Peserta Internasional PROFAUNA Conference 2019 di Kota Batu Provinsi Jawa Timur
Kota Batu, mediapublik.net
Ratusan aktivis lingkungan berkumpul dalam acara PROFAUNA Conference 2019 Sabtu Minggu (13-14/7) di Petungsewu Wildlife Education Center (P-WEC), Malang, Jawa Timur.
Dengan mengangkat tema “Keep Wildlife in The Wild” antusias Peserta yang hadir beragam mulai dari kalangan, aktivis lingkungan, mahasiswa, jurnalis, LSM, kelompok masyarakat, taman nasional, BKSDA, peneliti satwa liar dan Kementrian Lingkungan Hidup dan Kehutanan (KLHK).
Mereka berasal dari berbagai kota di Indonesia, mulai dari Aceh, Sumatera Utara, Jambi, Kalimantan Selatan, Kalimantan Timur, Kalimantan Tengah, Sulawesi Utara, Sulawesi Selatan, Sulawesi Tengah, Jawa Timur, Jawa Barat, Jakarta, Bali, Jayapura, dan Lombok.
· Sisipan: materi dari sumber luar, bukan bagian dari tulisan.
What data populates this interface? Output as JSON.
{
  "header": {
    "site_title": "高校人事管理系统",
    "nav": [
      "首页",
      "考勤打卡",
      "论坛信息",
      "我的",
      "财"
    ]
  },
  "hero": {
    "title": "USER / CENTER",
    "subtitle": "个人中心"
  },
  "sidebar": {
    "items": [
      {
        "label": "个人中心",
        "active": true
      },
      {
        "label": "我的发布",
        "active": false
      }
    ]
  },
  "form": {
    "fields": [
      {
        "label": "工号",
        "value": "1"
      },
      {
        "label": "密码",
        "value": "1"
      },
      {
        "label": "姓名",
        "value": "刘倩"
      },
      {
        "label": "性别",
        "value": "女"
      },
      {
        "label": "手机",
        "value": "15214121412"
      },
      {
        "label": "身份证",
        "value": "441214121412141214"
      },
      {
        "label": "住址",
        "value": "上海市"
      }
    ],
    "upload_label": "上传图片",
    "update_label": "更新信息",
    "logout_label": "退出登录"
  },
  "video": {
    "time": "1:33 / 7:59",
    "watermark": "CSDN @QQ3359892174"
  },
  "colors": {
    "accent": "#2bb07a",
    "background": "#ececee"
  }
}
Bahkan peserta dari luar negeri yakni i Jerman, USA dan China.
Menariknya Narasumber yang memberikan materi adalah Hiltrud Cordes dari Turtle Foundation, Jerman yang membahas tentang konservasi penyu, selain itu Bayu Sandi dari Yayasan Penyu Indonesia yang membahas pengalaman mengelola pulau penyu, Ria Saryanthi dari Burung Indonesia yang bicara tentang konservasi burung dihabitat alaminya, dan Rosek Nursahid dari PROFAUNA Indonesia yang mengungkap sejarah grassroot movement untuk perlindungan satwa liar Indonesia.
Selain itu masih banyak pembicara lain seperti Vivi Tan Oga (ALTO), Ance Tatinggulu (Yayasan Yaki), Novi Hardianto (WWF), Asril Abdullah (SOCP), Krismanko Padang (BKSDA Jambi), Irma Hermawati (WCS Indonesia), Suherry (Orangutan Haven), Erik Yanuar (Ranger PROFAUNA), dan Rudi Putra (Forum Konservasi Leuser). Dirjen KSDAE, KLHK Wiratno menjadi pembicara kunci dalam acara dua tahunan ini.
Pembahasan dalam PROFAUNA Conference 2019, menarik untuk disimak mengingat kejahatan satwa liar terus saja terjadi meskipun sudah puluhan tahun diperangi. Hal ini diungkapkan oleh Dirjen KSDAE Wiratno yang meluangkan waktu hadir dalam acara ini.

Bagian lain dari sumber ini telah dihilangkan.